After reading a study that was just published in Biofilms and Microbiomes, I’m glad to hear that our bathrooms are the areas that get the most attention, but suspect some of the germiest items are overlooked! I mean who thinks that our beloved rubber ducky would be the harbinger of doom. Fortunately or unfortunately, depending on your train of thought, scientific curiosity knows no bounds. Those who have a passion to understand biofilms know that any plastic material that is dunked in bathwater provide ideal conditions for bacterial and fungal growth. Yes, those cute little squeezie toys that we so love to suck water into and then squirt it out to peals of belly laughs from our sweet little loved ones can hold dense growths of bacteria and fungi not to mention murky water that may also come squirting out.
Over an 11 week period the researchers exposed some of the toys to clean water and others dirty water containing soap and body fluids. The results were unappetizing to say the least. When they cut the toys open they found between 5 and 75 MILLION cells per cm2. Regardless of water, 80% of the toys were found to contain potentially pathogenic bacteria including Pseudomonas and Legionella. All toys exposed to the dirty water were found to have fungal contamination, but don’t think that made the “clean-water” toys better….60% of them were found to have fungal contamination.

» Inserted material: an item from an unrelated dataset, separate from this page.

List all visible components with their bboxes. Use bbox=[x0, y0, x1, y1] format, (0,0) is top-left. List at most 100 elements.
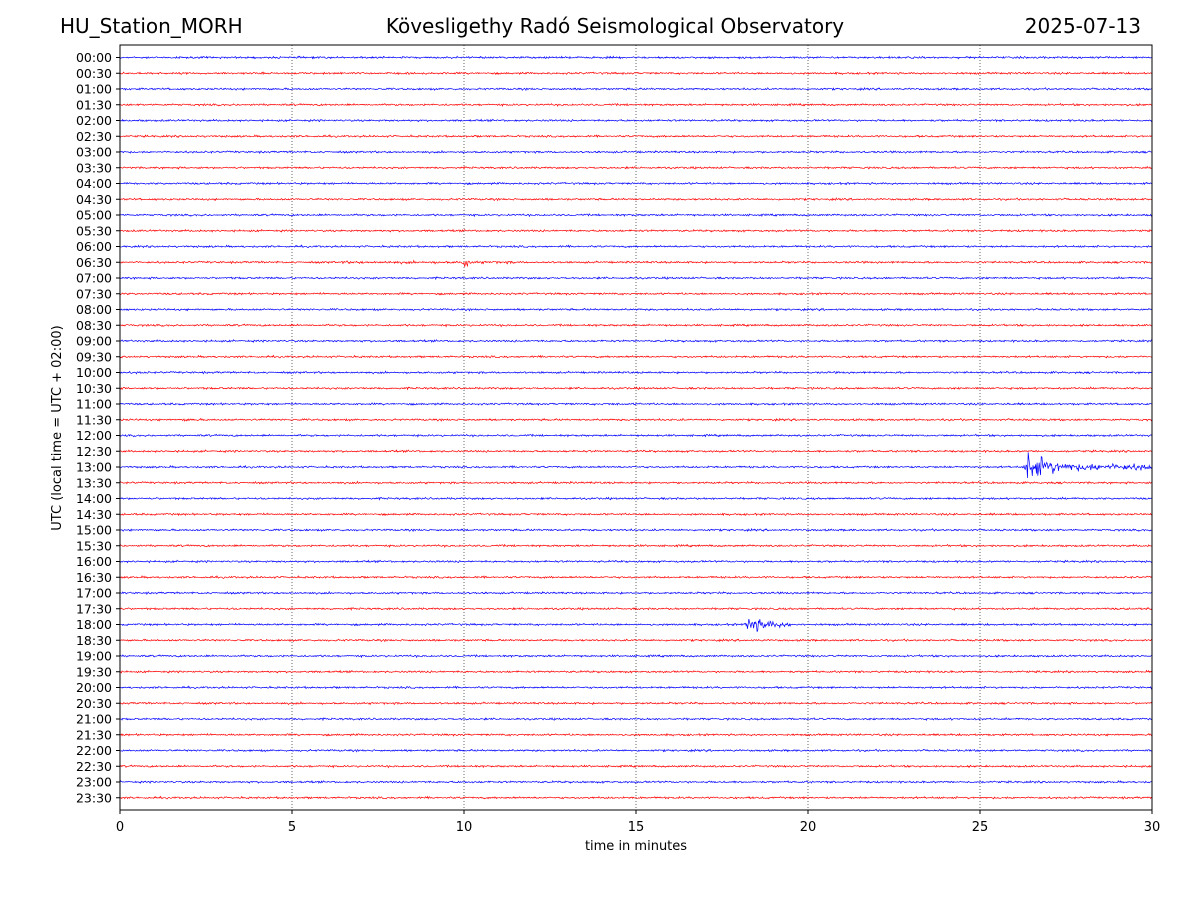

Should we ban the duck? I’m not sure about that, but then my son has hit the age where he’s not playing with bath toys. If I were to do it again, I may consider twice what types of toys I buy to play with or at the very least try to find a way to plug any holes so that water cannot get inside! Why do I say that? Well, as the saying goes…a picture is worth a thousand words….and the picture for this blog are from my son’s bath toys that we still have that have not be played with in well over a year. Who know a Hippo could be so gross looking inside!
PS – you can be assured, the bath toys are being swept out in this year’s spring cleaning!